Acostumado a papéis de galãs, Reynaldo Gianecchini se aventura na pele de vilão na segunda temporada de Bom Dia, Verônica, que estreou na quarta-feira 3 na Netflix. O personagem é Matias, um líder religioso que abusa de mulheres doentes em busca de cura – e qualquer associação com a história de João de Deus, médium curandeiro condenado pelo estupro de centenas de mulheres na vida real, não será mera coincidência. Em conversa com VEJA, os criadores da produção, Raphael Montes e Ilana Casoy, explicam que usaram várias fontes de inspiração para a criação do novo inimigo de Verônica (Tainá Müller). “Tem um universo de crimes sexuais envolvendo religião no mundo inteiro”, resume Ilana.
Após os acontecimentos envolvendo o assassino em série Brandão (Edu Moscovis) na primeira temporada, Verônica começa a investigação sobre a rede de criminosos da qual ele participava e chega até Matias, um poderoso religioso casado com Gisele (Camila Márdila) e pai de Angela (Klara Castanho), que é querido pela mídia e por milhares de seguidores de sua fé. O falso bom samaritano é procurado, em sua maioria, por enfermos que buscam uma cura para seus problemas. Entretanto, o líder acolhe em sua casa para “rituais” intensos de cura apenas mulheres jovens e bonitas.

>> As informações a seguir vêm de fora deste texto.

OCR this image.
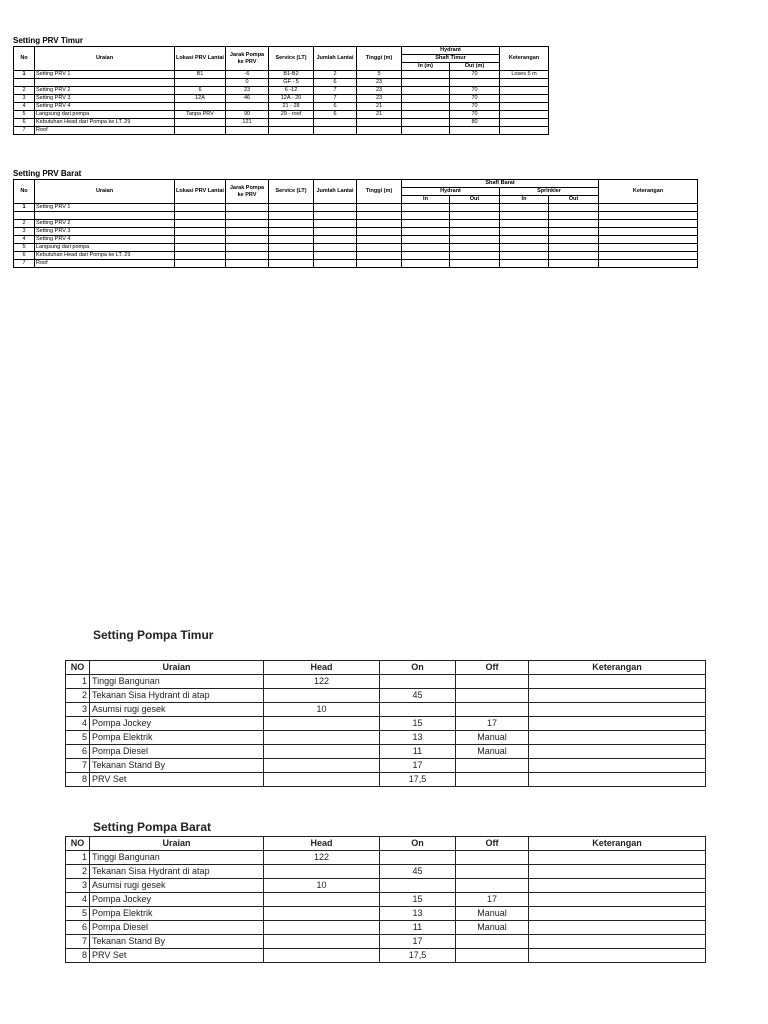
Setting PRV Timur
No	Uraian	Lokasi PRV Lantai	Jarak Pompa ke PRV	Service (LT)	Jumlah Lantai	Tinggi (m)	Hydrant		Keterangan
							Shaft Timur		
							In (m)	Out (m)	
1	Setting PRV 1	B1	-6	B1-B2	2	5		70	Loses 5 m
			0	GF - 5	6	23			
2	Setting PRV 2	6	23	6 -12	7	23		70	
3	Setting PRV 3	12A	46	12A - 20	7	23		70	
4	Setting PRV 4			21 - 28	6	21		70	
5	Langsung dari pompa	Tanpa PRV	90	29 - roof	6	21		70	
6	Kebutuhan Head dari Pompa ke LT. 29		121					80	
7	Roof								
Setting PRV Barat
No	Uraian	Lokasi PRV Lantai	Jarak Pompa ke PRV	Service (LT)	Jumlah Lantai	Tinggi (m)	Shaft Barat				Keterangan
							Hydrant		Sprinkler		
							In	Out	In	Out	
1	Setting PRV 1										

2	Setting PRV 2										
3	Setting PRV 3										
4	Setting PRV 4										
5	Langsung dari pompa										
6	Kebutuhan Head dari Pompa ke LT. 29										
7	Roof										
Setting Pompa Timur
NO	Uraian	Head	On	Off	Keterangan
1	Tinggi Bangunan	122			
2	Tekanan Sisa Hydrant di atap		45		
3	Asumsi rugi gesek	10			
4	Pompa Jockey		15	17	
5	Pompa Elektrik		13	Manual	
6	Pompa Diesel		11	Manual	
7	Tekanan Stand By		17		
8	PRV Set		17,5		
Setting Pompa Barat
NO	Uraian	Head	On	Off	Keterangan
1	Tinggi Bangunan	122			
2	Tekanan Sisa Hydrant di atap		45		
3	Asumsi rugi gesek	10			
4	Pompa Jockey		15	17	
5	Pompa Elektrik		13	Manual	
6	Pompa Diesel		11	Manual	
7	Tekanan Stand By		17		
8	PRV Set		17,5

O detalhe de a religião do vilão ser indefinida foi uma decisão narrativa proposital. “O objetivo é muito mais mostrar como figuras que ocupam o lugar de poder, de autoridade, fazem uso desse poder para se beneficiarem. Ele não é de nenhuma religião específica porque a gente não queria dizer que ele é católico ou evangélico ou espírita, ele tem elemento de várias religiões porque queríamos mostrar a manutenção do poder, até aquelas pessoas esotéricas”, diz Montes. “Além de mostrar como eles contam com a fé e o desespero de pessoas doentes. Eu mesma me perguntei o que é que eu faria em uma situação de limite assim, nessa posição vulnerável”, completa Ilana. Uma das vítimas de Matias enfrenta um câncer e foi levemente inspirada na história da própria mãe de Raphael Montes, que também teve a doença. “Num momento de desespero, eu lembro dela falar: ‘Rapha, eu não sei o que eu não faria para ter essa cura’. Então você vê que essas pessoas detém um poder de manipulação muito grande”, analisa o autor.

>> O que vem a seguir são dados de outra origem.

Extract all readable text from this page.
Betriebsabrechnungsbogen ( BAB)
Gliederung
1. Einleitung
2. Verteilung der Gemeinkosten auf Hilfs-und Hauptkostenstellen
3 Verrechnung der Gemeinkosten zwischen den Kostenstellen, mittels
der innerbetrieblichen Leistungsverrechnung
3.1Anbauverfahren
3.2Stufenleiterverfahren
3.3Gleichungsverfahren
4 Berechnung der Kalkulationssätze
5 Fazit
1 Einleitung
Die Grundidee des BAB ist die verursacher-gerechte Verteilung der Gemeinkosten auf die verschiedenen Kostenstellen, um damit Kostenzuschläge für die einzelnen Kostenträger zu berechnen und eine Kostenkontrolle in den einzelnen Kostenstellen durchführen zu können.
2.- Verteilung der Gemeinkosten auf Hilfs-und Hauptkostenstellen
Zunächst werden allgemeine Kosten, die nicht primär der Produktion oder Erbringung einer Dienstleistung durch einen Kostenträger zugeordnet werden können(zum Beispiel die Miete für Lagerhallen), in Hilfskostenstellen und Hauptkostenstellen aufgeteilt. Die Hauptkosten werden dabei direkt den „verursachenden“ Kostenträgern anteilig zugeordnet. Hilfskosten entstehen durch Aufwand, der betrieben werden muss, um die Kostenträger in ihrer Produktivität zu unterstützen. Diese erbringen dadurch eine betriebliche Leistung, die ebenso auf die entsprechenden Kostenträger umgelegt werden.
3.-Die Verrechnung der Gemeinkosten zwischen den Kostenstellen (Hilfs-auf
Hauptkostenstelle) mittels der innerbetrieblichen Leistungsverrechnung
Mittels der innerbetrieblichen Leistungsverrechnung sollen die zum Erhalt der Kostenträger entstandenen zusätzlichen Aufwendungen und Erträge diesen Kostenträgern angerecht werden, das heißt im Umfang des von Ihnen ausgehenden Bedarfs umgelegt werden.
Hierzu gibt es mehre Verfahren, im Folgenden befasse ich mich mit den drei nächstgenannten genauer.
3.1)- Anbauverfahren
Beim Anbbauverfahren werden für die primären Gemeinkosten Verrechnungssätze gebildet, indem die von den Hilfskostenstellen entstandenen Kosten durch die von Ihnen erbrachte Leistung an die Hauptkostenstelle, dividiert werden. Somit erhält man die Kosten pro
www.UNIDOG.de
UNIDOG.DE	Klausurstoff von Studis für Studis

Além do abuso com as seguidoras, Matias também violenta a esposa e a própria filha na história. Paralelamente às gravações, a atriz Klara Castanho enfrentava um drama pessoal na vida real ao ser vítima de um abuso sexual também, além dos desdobramentos desta violência que repercutiram nas mídias sociais e na imprensa. Sobre a forma como os autores preferiram lidar com a revelação do caso na época de divulgação de Bom Dia, Verônica, os roteiristas explicam que o maior objetivo da série é falar do sofrimento das mulheres de uma forma ampla e que por uma infelicidade isso acabou chegando perto.
“A série atinge milhares de mulheres. A Klara não tem um problema que é só dela, é um problema de todos nós. Eu não acho que a gente invade a Klara falando sobre ela porque tudo que a gente queria dizer sobre crime sexual contra mulheres, está dito na série então. O caso isolado dela não não traz um um ganho nessa discussão. A gente tem que respeitar o trabalho profissional dela, que não pode se misturar com tragédias pessoais. Eu e o Rapha, a gente escreve pensando num universo feminino que é muito amplo e tem vários tipos de crimes sexuais”, conclui Ilana Casoy.